Questions or comments let me know!
|Aug 04, 2007, 08:56 AM|
Do you think there is any encryption going on in the Cypress chip so that we wouldn't be able to make our own receivers? Would be nice if they "forgot" about this because then people like Castle will start making receivers and get the price wars going!
Also you may be able to turn out a Futaba compatible (PPM) module before Spektrum manages to ship. That module has been pushed back again! I wonder what the problem is?
|Aug 04, 2007, 09:38 AM|
OK, here's an off topic question.... What is a good, cheap, easy to work with RF link that will fall under FCC part 15 regulations (900Mhz or 2.4Ghz)? The Maxstream boards are too big for my needs, are these Cypress chips worth using? I would need a PPM to serial encoder (there are a few examples posted in these forums), and then a serial to servo PWM on the receiver side (plus the glue to hold things together).
|Aug 06, 2007, 03:11 AM|
Hard to say if they are using any encryption. I know the ground DSM system was trivial to reverse engineer as a third party transmitter can drive the Spektrum ground receivers.

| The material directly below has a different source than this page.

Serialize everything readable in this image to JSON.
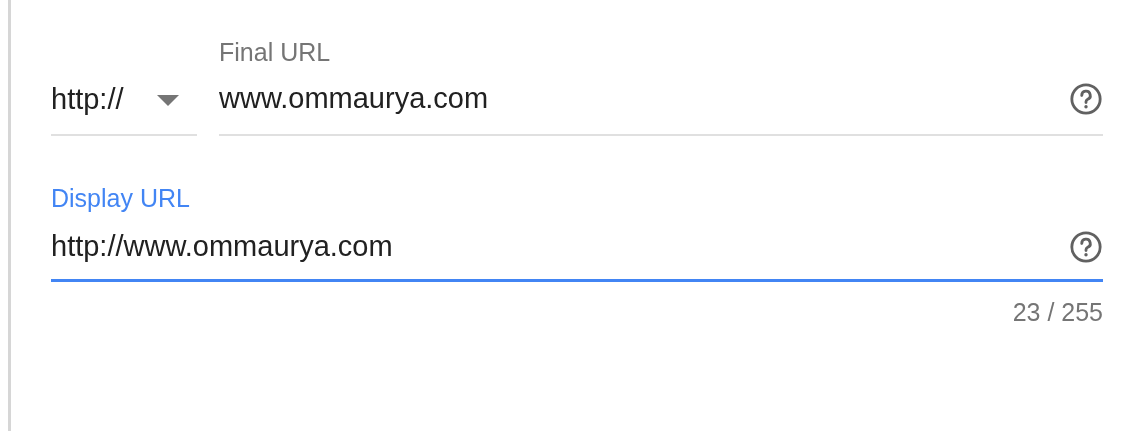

I wouldn't doubt they have added a little something to prevent other companies from building DSM2 compatible receivers. The way to check is to grab a compatible Cypress chip on an eval board and connect the SPI up to a microcontroller and see whats being transmitted over the air.
I have no idea whats taking Spektrum so long, we know they have been doing PPM to serial data for a few years now.
Perhaps its nothing more then waiting for FCC authorization. I know one of the Futaba modules was finally approved last month.
|Aug 06, 2007, 03:18 AM|
There are many options out there, I haven't tried them myself though.
If you're into micro flight then perhaps using the DSM2 module out of LP5DSM with your favorite transmitter and the new AR6300(I think thats the model) micro receiver would be a nice option.
I pondered using the DSM2 module with a 3 channel car radio so that I could use the insanely small/light Spektrum receiver but my two 1/36th scale micro RC trucks already have xbee based receivers in them.(receivers are down to 7 grams or so and could be a little lighter still)
I am running my xbee based system every weekend along side other 2.4Ghz radios with flawless performance.
Anyway it will probably take a week or two but the PPM to serial converter to use my Futaba 9CAP with the DSM2 module is going to be written.
Now I need another empty Futaba transmitter module case...
|Aug 06, 2007, 07:45 AM|
|Aug 06, 2007, 01:00 PM|
Joined May 2004
Anyways, I have a unused LP5DSM sitting here, so it will be interesting what you come up with.
|Aug 09, 2007, 11:13 PM|
USA, CA, San Diego
Joined Jun 2007
There are apparently some pads inside that might switch to idle-up, but I'll let that wait.